Genny Manfredi

Il cosiddetto assegno di vedovanza, in pratica, è una sorta di assegno al nucleo familiare (ANF), corrisposto, però, a nuclei composti da una sola persona, esclusivamente in presenza di determinati requisiti.

E’ un diritto poco conosciuto previsto dal Decreto legge 69/1988, convertito nella legge 153/88, nonché dalla Cassazione con sentenza n.7668/96.

In parole povere, le persone invalide al 100% di qualunque età, in caso di morte del coniuge, possono conseguire un assegno di vedovanza che consiste in un aumento di 53 euro mensili sulla pensione se sono titolari di reversibilità INPS o INPDAP (ovvero se il coniuge defunto aveva un lavoro dipendente) e sempre che non superino determinati limiti di reddito.

Infatti, l’importo dell’assegno integrativo dipende dal reddito del vedovo o della vedova.

Per un reddito familiare fino € 27.899,67, l’assegno è pari a 52,91 euro mensili.

Mentre per un reddito familiare da 27.899,68 fino a euro 31.296,62, l’assegno è pari a 19,59 euro mensili.

In caso di reddito superiore, non spetta alcun assegno.

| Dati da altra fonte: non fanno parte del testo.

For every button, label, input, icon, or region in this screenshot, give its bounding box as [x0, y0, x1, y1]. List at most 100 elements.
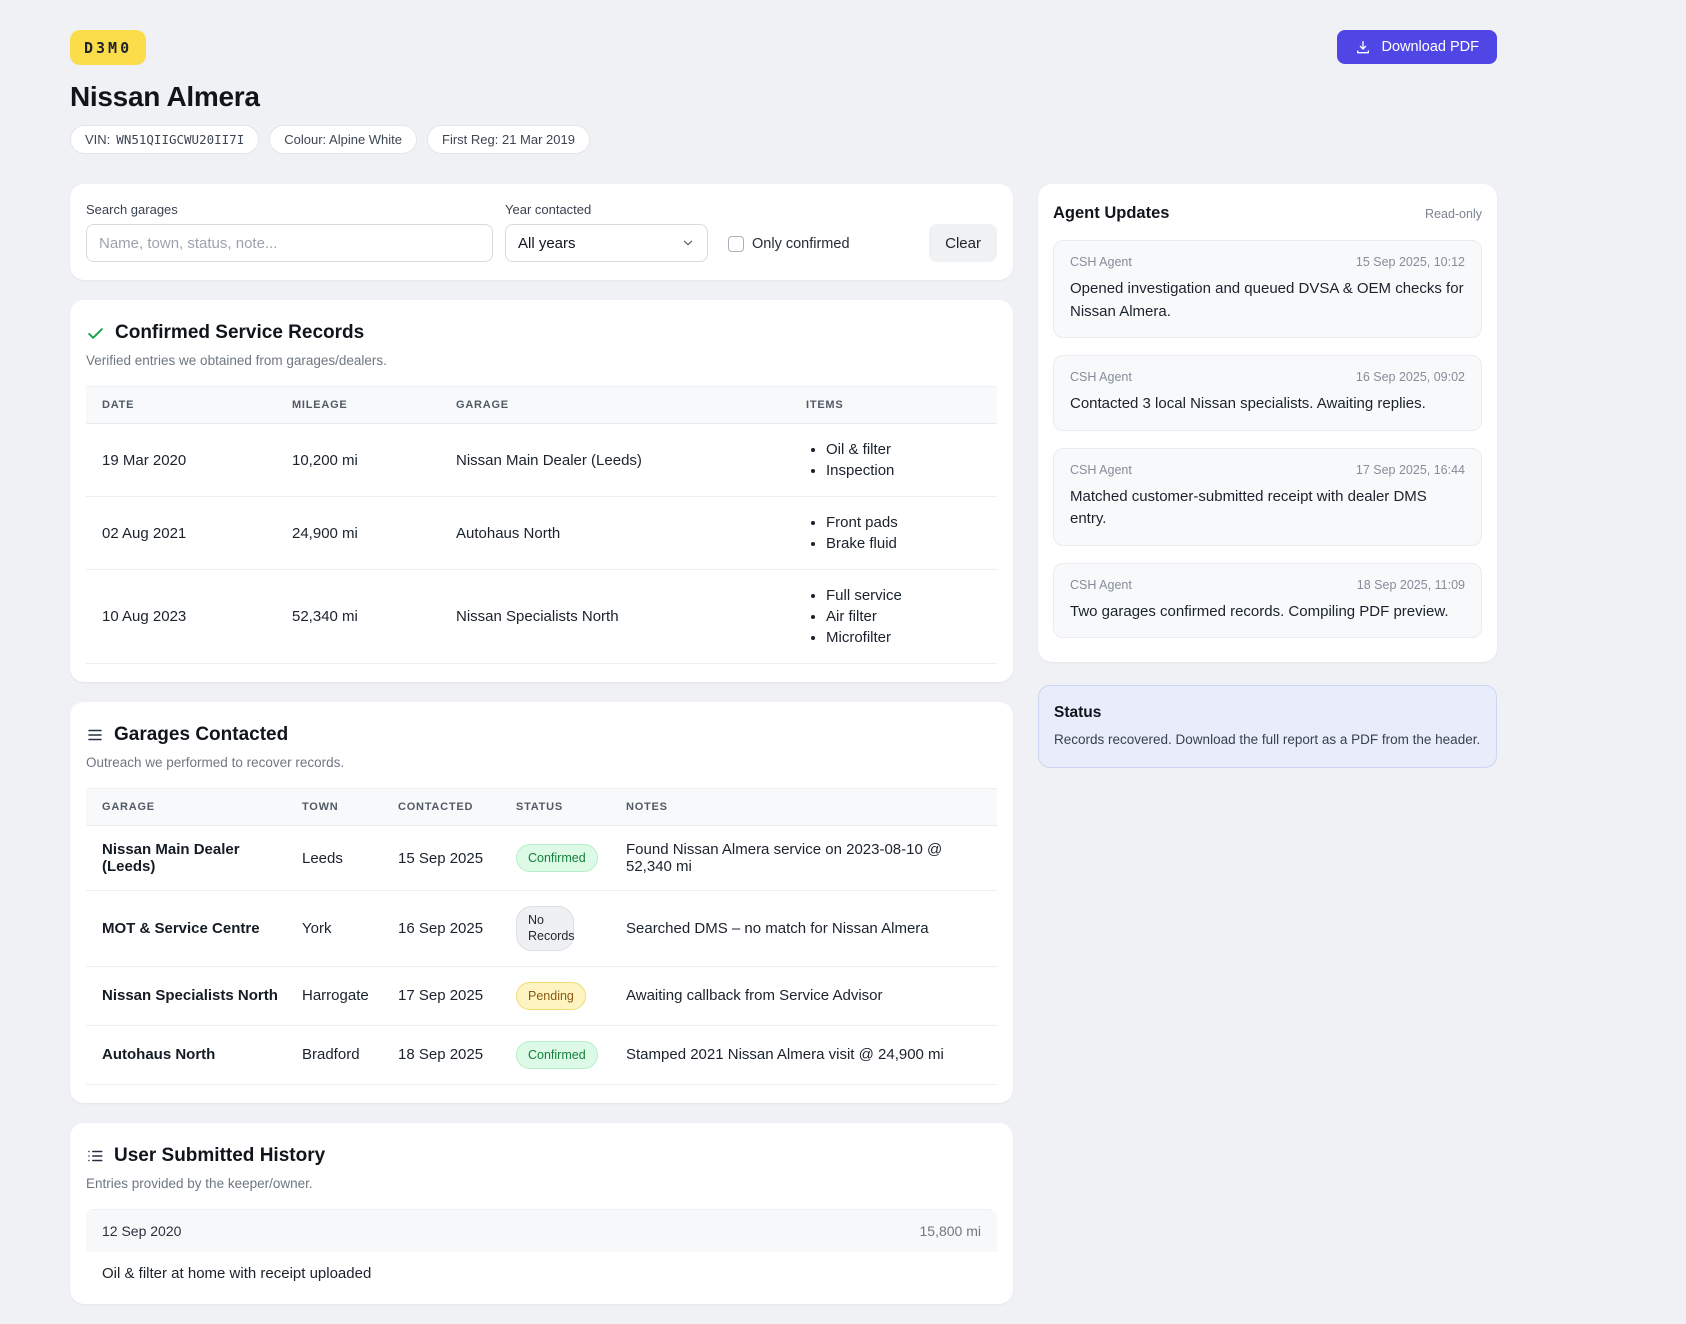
- record-garage: Autohaus North: [440, 497, 790, 570]
- garages-contacted-body: Nissan Main Dealer (Leeds) Leeds 15 Sep …: [86, 826, 997, 1085]
- year-select-value: All years: [518, 235, 576, 252]
- garages-header-row: Garage Town Contacted Status Notes: [86, 789, 997, 826]
- col-date: Date: [86, 387, 276, 424]
- col-status: Status: [500, 789, 610, 826]
- status-badge: Confirmed: [516, 1041, 598, 1069]
- garage-notes: Stamped 2021 Nissan Almera visit @ 24,90…: [610, 1025, 997, 1084]
- garage-name: Nissan Main Dealer (Leeds): [86, 826, 286, 891]
- year-select[interactable]: All years: [505, 224, 708, 262]
- garage-row: Nissan Main Dealer (Leeds) Leeds 15 Sep …: [86, 826, 997, 891]
- garage-town: Harrogate: [286, 966, 382, 1025]
- entry-note: Oil & filter at home with receipt upload…: [86, 1252, 997, 1286]
- clear-button[interactable]: Clear: [929, 224, 997, 262]
- check-icon: [86, 324, 105, 343]
- garage-row: MOT & Service Centre York 16 Sep 2025 No…: [86, 891, 997, 967]
- record-item: Brake fluid: [826, 533, 989, 554]
- user-history-entry: 12 Sep 2020 15,800 mi Oil & filter at ho…: [86, 1209, 997, 1286]
- status-badge: Confirmed: [516, 844, 598, 872]
- vehicle-chips: VIN: WN51QIIGCWU20II7I Colour: Alpine Wh…: [70, 125, 1497, 154]
- user-history-entry-header: 12 Sep 2020 15,800 mi: [86, 1209, 997, 1252]
- readonly-label: Read-only: [1425, 207, 1482, 221]
- col-notes: Notes: [610, 789, 997, 826]
- garages-contacted-title-row: Garages Contacted: [86, 724, 997, 746]
- agent-update-header: CSH Agent 16 Sep 2025, 09:02: [1070, 370, 1465, 384]
- entry-mileage: 15,800 mi: [920, 1223, 981, 1239]
- garage-notes: Awaiting callback from Service Advisor: [610, 966, 997, 1025]
- user-history-card: User Submitted History Entries provided …: [70, 1123, 1013, 1304]
- user-history-title: User Submitted History: [114, 1145, 325, 1167]
- only-confirmed-checkbox[interactable]: [728, 236, 744, 252]
- col-items: Items: [790, 387, 997, 424]
- agent-update-header: CSH Agent 15 Sep 2025, 10:12: [1070, 255, 1465, 269]
- agent-update-header: CSH Agent 17 Sep 2025, 16:44: [1070, 463, 1465, 477]
- garage-notes: Found Nissan Almera service on 2023-08-1…: [610, 826, 997, 891]
- search-input[interactable]: [86, 224, 493, 262]
- agent-updates-title: Agent Updates: [1053, 204, 1169, 223]
- garage-town: Bradford: [286, 1025, 382, 1084]
- agent-update-text: Contacted 3 local Nissan specialists. Aw…: [1070, 393, 1465, 416]
- year-label: Year contacted: [505, 202, 708, 217]
- page: D3M0 Download PDF Nissan Almera VIN: WN5…: [0, 0, 1497, 1324]
- sidebar: Agent Updates Read-only CSH Agent 15 Sep…: [1038, 184, 1497, 768]
- garages-contacted-title: Garages Contacted: [114, 724, 288, 746]
- service-record-row: 19 Mar 2020 10,200 mi Nissan Main Dealer…: [86, 424, 997, 497]
- record-items: Oil & filterInspection: [790, 424, 997, 497]
- record-item: Oil & filter: [826, 439, 989, 460]
- garage-contacted: 16 Sep 2025: [382, 891, 500, 967]
- garage-name: MOT & Service Centre: [86, 891, 286, 967]
- agent-author: CSH Agent: [1070, 463, 1132, 477]
- agent-update: CSH Agent 18 Sep 2025, 11:09 Two garages…: [1053, 563, 1482, 639]
- status-card: Status Records recovered. Download the f…: [1038, 685, 1497, 768]
- vin-chip: VIN: WN51QIIGCWU20II7I: [70, 125, 259, 154]
- year-field-group: Year contacted All years: [505, 202, 708, 262]
- garage-town: Leeds: [286, 826, 382, 891]
- user-history-list: 12 Sep 2020 15,800 mi Oil & filter at ho…: [86, 1209, 997, 1286]
- col-garage: Garage: [86, 789, 286, 826]
- garage-status: Confirmed: [500, 1025, 610, 1084]
- garage-contacted: 18 Sep 2025: [382, 1025, 500, 1084]
- agent-author: CSH Agent: [1070, 578, 1132, 592]
- col-town: Town: [286, 789, 382, 826]
- record-mileage: 52,340 mi: [276, 570, 440, 664]
- col-garage: Garage: [440, 387, 790, 424]
- service-records-body: 19 Mar 2020 10,200 mi Nissan Main Dealer…: [86, 424, 997, 664]
- demo-badge: D3M0: [70, 30, 146, 65]
- service-records-header-row: Date Mileage Garage Items: [86, 387, 997, 424]
- garages-contacted-table: Garage Town Contacted Status Notes Nissa…: [86, 788, 997, 1085]
- record-item: Full service: [826, 585, 989, 606]
- only-confirmed-group: Only confirmed: [728, 236, 850, 252]
- record-item: Front pads: [826, 512, 989, 533]
- agent-updates-card: Agent Updates Read-only CSH Agent 15 Sep…: [1038, 184, 1497, 662]
- agent-update-text: Matched customer-submitted receipt with …: [1070, 486, 1465, 531]
- filter-bar: Search garages Year contacted All years …: [70, 184, 1013, 280]
- status-text: Records recovered. Download the full rep…: [1054, 732, 1481, 747]
- garage-name: Nissan Specialists North: [86, 966, 286, 1025]
- record-mileage: 24,900 mi: [276, 497, 440, 570]
- record-garage: Nissan Main Dealer (Leeds): [440, 424, 790, 497]
- vin-value: WN51QIIGCWU20II7I: [116, 132, 244, 147]
- garage-name: Autohaus North: [86, 1025, 286, 1084]
- record-item: Microfilter: [826, 627, 989, 648]
- status-title: Status: [1054, 704, 1481, 722]
- agent-timestamp: 17 Sep 2025, 16:44: [1356, 463, 1465, 477]
- list-icon: [86, 1147, 104, 1165]
- garage-row: Nissan Specialists North Harrogate 17 Se…: [86, 966, 997, 1025]
- agent-author: CSH Agent: [1070, 255, 1132, 269]
- record-mileage: 10,200 mi: [276, 424, 440, 497]
- record-date: 10 Aug 2023: [86, 570, 276, 664]
- record-item: Air filter: [826, 606, 989, 627]
- main-column: Search garages Year contacted All years …: [70, 184, 1013, 1324]
- record-garage: Nissan Specialists North: [440, 570, 790, 664]
- agent-updates-header: Agent Updates Read-only: [1053, 204, 1482, 223]
- service-records-table: Date Mileage Garage Items 19 Mar 2020 10…: [86, 386, 997, 664]
- service-record-row: 10 Aug 2023 52,340 mi Nissan Specialists…: [86, 570, 997, 664]
- user-history-title-row: User Submitted History: [86, 1145, 997, 1167]
- download-pdf-button[interactable]: Download PDF: [1337, 30, 1497, 64]
- garages-contacted-subtitle: Outreach we performed to recover records…: [86, 755, 997, 770]
- download-pdf-label: Download PDF: [1381, 39, 1479, 55]
- col-contacted: Contacted: [382, 789, 500, 826]
- garage-status: No Records: [500, 891, 610, 967]
- record-date: 02 Aug 2021: [86, 497, 276, 570]
- confirmed-records-title: Confirmed Service Records: [115, 322, 364, 344]
- agent-updates-list: CSH Agent 15 Sep 2025, 10:12 Opened inve…: [1053, 240, 1482, 638]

Ricordiamo che quello dell’integrazione della pensione è un diritto inespresso, ovvero un diritto che spetta al cittadino solo se questi ne fa esplicita richiesta all’Inps.

Ciò vuol dire che se l’interessato non fa domanda in tal senso non può percepire l’assegno integrativo.

Per richiedere l’integrazione della pensione di reversibilità occorre trasmettere telematicamente apposita domanda all’INPS, anche tramite l’ausilio del patronato che provvederà all’inoltro delle istanze per le persone che non siano in grado di effettuarlo in autonomia.

Ai fini dell’inoltro della domanda occorre la seguente documentazione: codice fiscale, carta di identità, tessera sanitaria, prospetti di pensione Mo.0 bis M oppure CUD, verbale ASL attestante l’invalidità al 100%, modello SS3 (da compilare da parte del medico).

Da notare che, al momento che la prescrizione è quinquennale, il richiedente può avere diritto a 5 anni di arretrati del cosiddetto assegno di vedovanza.